Mais recentemente, foi acometida aos tabeliães de notas a competência de lavrar inventários e divórcios por escritura pública.
Testamento público ou cerrado e ata notarial são outros instrumentos que também são lavrados pelos notários.
Pelo exposto, é possível verificar que há inúmeras espécies de instrumentos públicos que são lavrados pelo tabelião de notas, não se esgotando, entretanto, nos exemplos dados a sua competência.
2.2 Tabelionato de Protesto
O Tabelionato de Protesto, dentro de sua especialidade, visa, principalmente, dar publicidade do inadimplemento de uma obrigação, no dizer de Camargo (2011).[5]
A Lei Federal 9.492 de 1997[6] define competência, regulamenta os serviços concernentes ao protesto de títulos e outros documentos de dívida e dá outras providências, trazendo para o cenário jurídico a forma de publicizar a falta de cumprimento da obrigação, pelo devedor.
Protesto é o ato formal e solene pelo qual se prova a inadimplência e o descumprimento de obrigação originada em títulos e outros documentos de dívida. (Artigo 1º)
Incluem-se entre os títulos sujeitos a protesto as certidões de dívida ativa da União, dos Estados, do Distrito Federal, dos Municípios e das respectivas autarquias e fundações públicas. (Parágrafo Único)
É competência exclusiva do Tabelião de Protestos, que deve fazer a protocolização, a intimação, o acolhimento da devolução ou do aceite, o recebimento do pagamento, do título e de outros documentos de dívida, bem como lavrar e registrar o protesto ou acatar a desistência do credor em relação ao mesmo, proceder às averbações, prestar informações e fornecer certidões relativas a todos os atos praticados.
A Lei 8.935 de 1994 já disciplinava esta competência, que foi reafirmada na lei especial, que trata exaustivamente da matéria.
Uma vez apresentado o título ou documento de dívida, o tabelião de protesto faz o protocolo (apontamento), enviando a intimação ao devedor, através de seu preposto, pelo Correio, com aviso de recebimento ou por edital. Este terá o prazo de três dias úteis para efetuar o pagamento, findos os quais, caso não ocorra o pagamento pelo devedor ou desistência ou sustação, será lavrado o protesto e “os cartórios fornecerão às entidades representativas da indústria e do comércio ou àquelas vinculadas à proteção do crédito, quando solicitada, certidão diária, em forma de relação, dos protestos tirados e dos cancelamentos efetuados, com a nota de se cuidar de informação reservada, da qual não se poderá dar publicidade pela imprensa, nem mesmo parcialmente (artigo 29)”.
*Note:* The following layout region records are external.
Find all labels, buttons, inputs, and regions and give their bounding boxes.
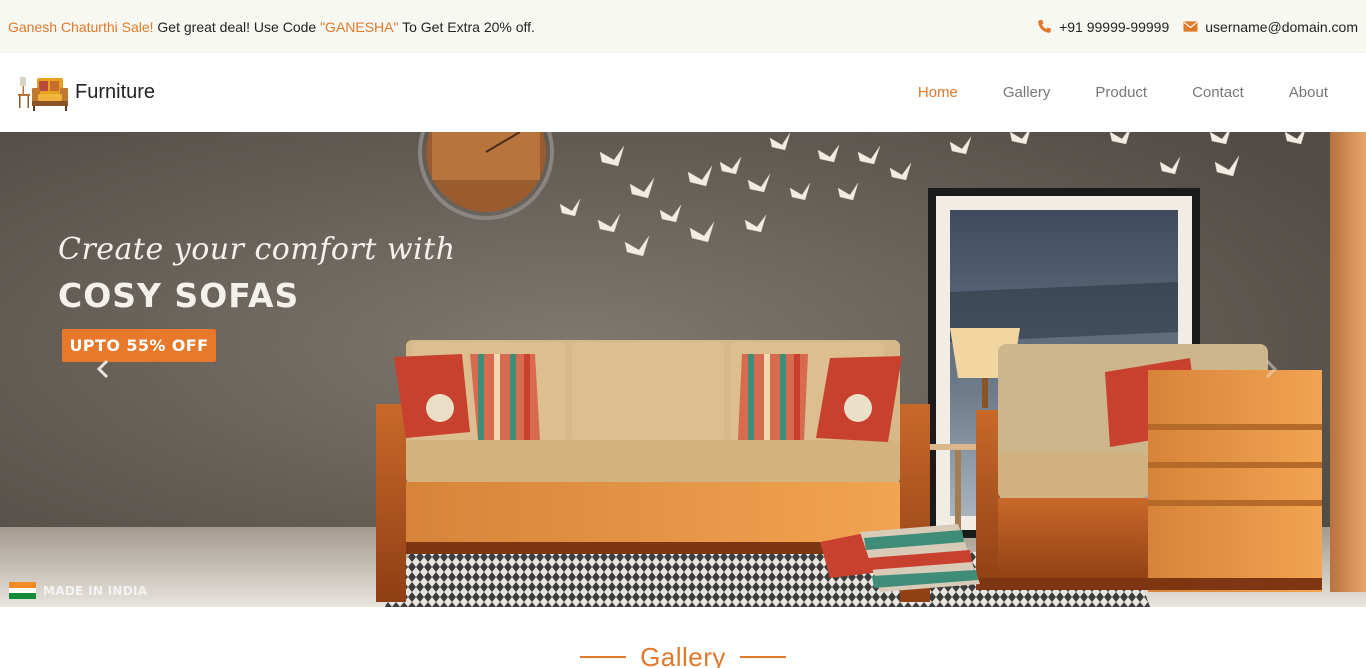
india-flag-icon [9, 582, 36, 600]
armchair-logo [18, 76, 68, 111]
nav-item-gallery[interactable]: Gallery [980, 84, 1073, 101]
phone-contact[interactable]: +91 99999-99999 [1037, 19, 1169, 35]
hero-headline: COSY SOFAS [58, 276, 300, 315]
promo-text: Ganesh Chaturthi Sale! Get great deal! U… [8, 19, 535, 35]
made-in-india-badge: MADE IN INDIA [9, 582, 148, 600]
email-contact[interactable]: username@domain.com [1183, 19, 1358, 35]
nav-item-about[interactable]: About [1266, 84, 1349, 101]
nav-item-contact[interactable]: Contact [1170, 84, 1267, 101]
promo-message-end: To Get Extra 20% off. [398, 18, 535, 35]
brand[interactable]: Furniture [17, 74, 155, 112]
made-in-label: MADE IN INDIA [43, 583, 148, 598]
phone-icon [1038, 19, 1052, 33]
contact-info: +91 99999-99999 username@domain.com [1037, 19, 1358, 35]
envelope-icon [1183, 21, 1198, 32]
phone-number: +91 99999-99999 [1059, 18, 1170, 35]
hero-tagline: Create your comfort with [58, 232, 456, 267]
carousel-prev-button[interactable] [92, 357, 116, 381]
carousel-next-button[interactable] [1258, 357, 1282, 381]
gallery-title: Gallery [640, 642, 726, 668]
chevron-right-icon [1265, 359, 1278, 379]
nav-item-product[interactable]: Product [1073, 84, 1170, 101]
main-nav: Home Gallery Product Contact About [895, 84, 1349, 101]
heading-rule-right [739, 656, 786, 658]
promo-sale-label: Ganesh Chaturthi Sale! [8, 18, 154, 35]
promo-message: Get great deal! Use Code [153, 18, 321, 35]
promo-bar: Ganesh Chaturthi Sale! Get great deal! U… [0, 0, 1366, 53]
hero-banner-image [0, 132, 1366, 607]
gallery-section-heading: Gallery [0, 640, 1366, 668]
brand-name: Furniture [75, 81, 156, 103]
hero-carousel[interactable]: Create your comfort with COSY SOFAS UPTO… [0, 132, 1366, 607]
promo-code: "GANESHA" [320, 18, 399, 35]
main-navbar: Furniture Home Gallery Product Contact A… [0, 53, 1366, 132]
offer-badge[interactable]: UPTO 55% OFF [62, 329, 216, 362]
email-address: username@domain.com [1205, 18, 1358, 35]
heading-rule-left [580, 656, 627, 658]
nav-item-home[interactable]: Home [895, 84, 980, 101]
chevron-left-icon [96, 359, 109, 379]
Como se trata de ofício público, poderão ser fornecidas certidões de protestos, não cancelados, a quaisquer interessados, desde que requeridas por escrito (artigo 31).
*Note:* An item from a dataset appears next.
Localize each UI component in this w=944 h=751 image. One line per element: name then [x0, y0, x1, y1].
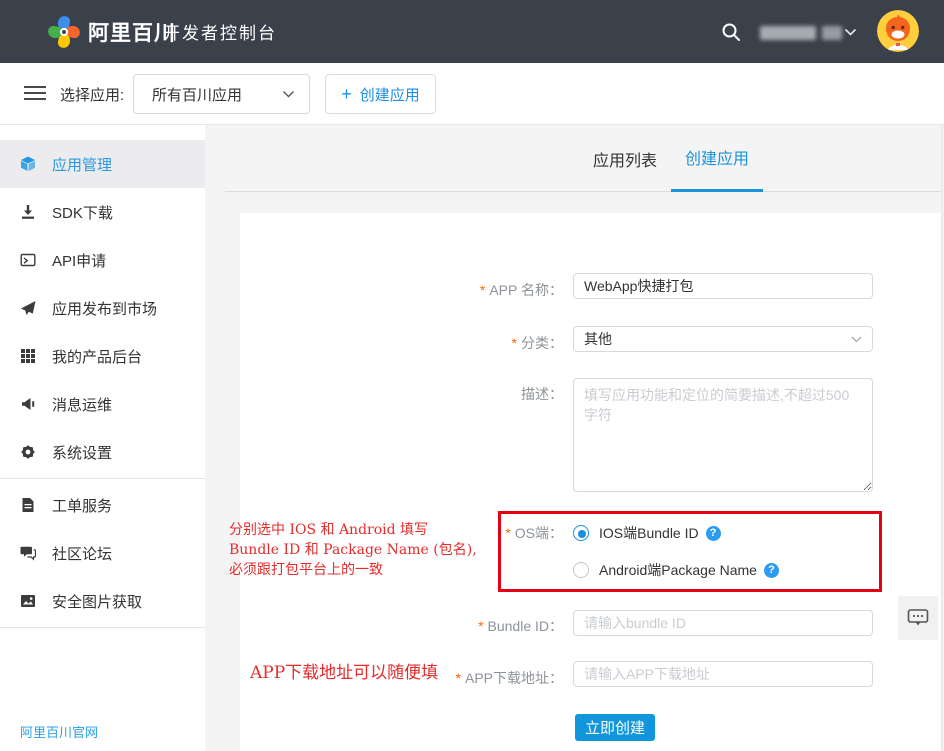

Ocorrendo o pagamento antes de escoar o prazo, não será lavrado o protesto e o devedor receberá a quitação.
Se o devedor não efetuar o pagamento dentro do prazo legal, ocorrendo o protesto e, pagando posteriormente a dívida, “o cancelamento do registro do protesto será solicitado diretamente no Tabelionato de Protesto de Títulos, por qualquer interessado, mediante apresentação do documento protestado, cuja cópia ficará arquivada (artigo 26)”.
Na impossibilidade de apresentação do original do título ou documento de dívida protestado, será exigida a declaração de anuência, com identificação e firma reconhecida, daquele que figurou no registro de protesto como credor, originário ou por endosso translativo (§ 1º).
O protesto extrajudicial, realizado no tabelionato especializado representa segurança às relações jurídicas, trazendo ao credor a possibilidade de publicizar a inadimplência de obrigações, de forma a garantir o cumprimento destas, pelo devedor que não deseja ter seu crédito abalado.